Bugün Amerika’nın en önemli dış sorunu Suriye, Esad düşündükleri gibi kısa zamanda gitmedi, hâlâ orada. Pandora kutusunu açıp bir de başlarına DAEŞ derdini aldılar. Çesitli nedenlerle Amerika’nın Suriye’ye, örneğin Irak’ta olduğu gibi yığınlarca asker göndermesi söz konusu bile değil. DAEŞ’in ise yalnız havadan bombalarla ortadan kaldırılması imkansıza yakın, mutlaka sahada asker lazım. Bu iş bölünmüş Suriye halkı veya PYD ile olamıyor, sayıları yetersiz. PYD bizim sınır boyunca işgal ettiği yerleri elinde tutabilmek için bile Irak’tan gelen peşmergelere ihtiyacı var, ülkenin içine girip etkin olarak savaşması imkansız.

Amerika’nin baskısıyla Erdoğan şimdiye kadar birçok kez bizim ordunun Suriye’ye müdahale etmesini istedi ama buna en büyük direnç yine bizim ordudan geldi. Başarısız bir darbe girişimi sonrasında ordunun aynı direnci göstermemesi, gösterememesi muhtemel. Amerika, Rıza Sarraf dosyası ve hiç değilse bunun kadar önemli başka dosya nedeniyle Erdoğan’a daha da fazla baskı yapabilecek konuma gelmiş durumda. Yani Erdoğan bu kez orduya “haydi Suriye’ye“ emrini uygulatabilir.

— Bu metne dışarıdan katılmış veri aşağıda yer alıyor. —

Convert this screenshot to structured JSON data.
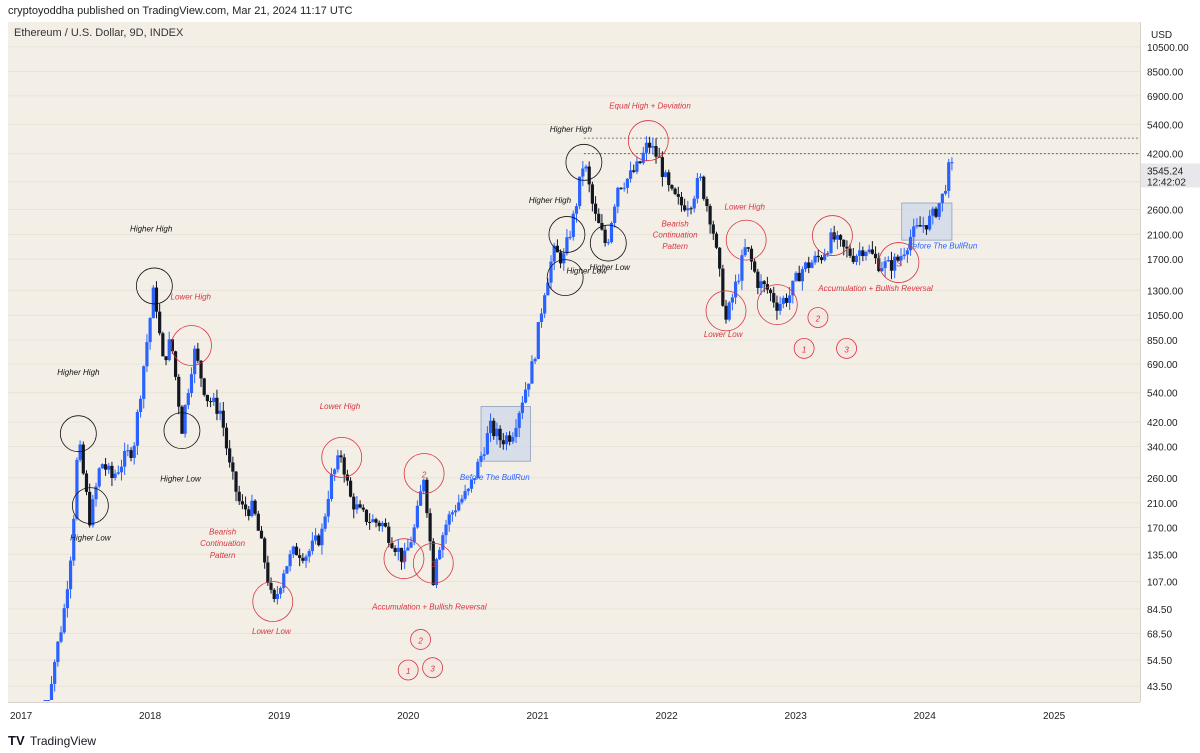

Tarihe not düşelim. Gelecek bahar sonundan önce bizim ordu Suriye’ye girerse, arşivlerin açılması için 20 yıl beklemeye gerek yok, turnusol kağıdı elimizde, kimler içeriden ve dışarıdan Türkiye’yi kendi çıkarlarına alet edip Orta-Doğu bataklığına itiyormuş, anlayacağız.

 

İbrahim Çakıroğlu

 

yorum

Yorumlar kapalı.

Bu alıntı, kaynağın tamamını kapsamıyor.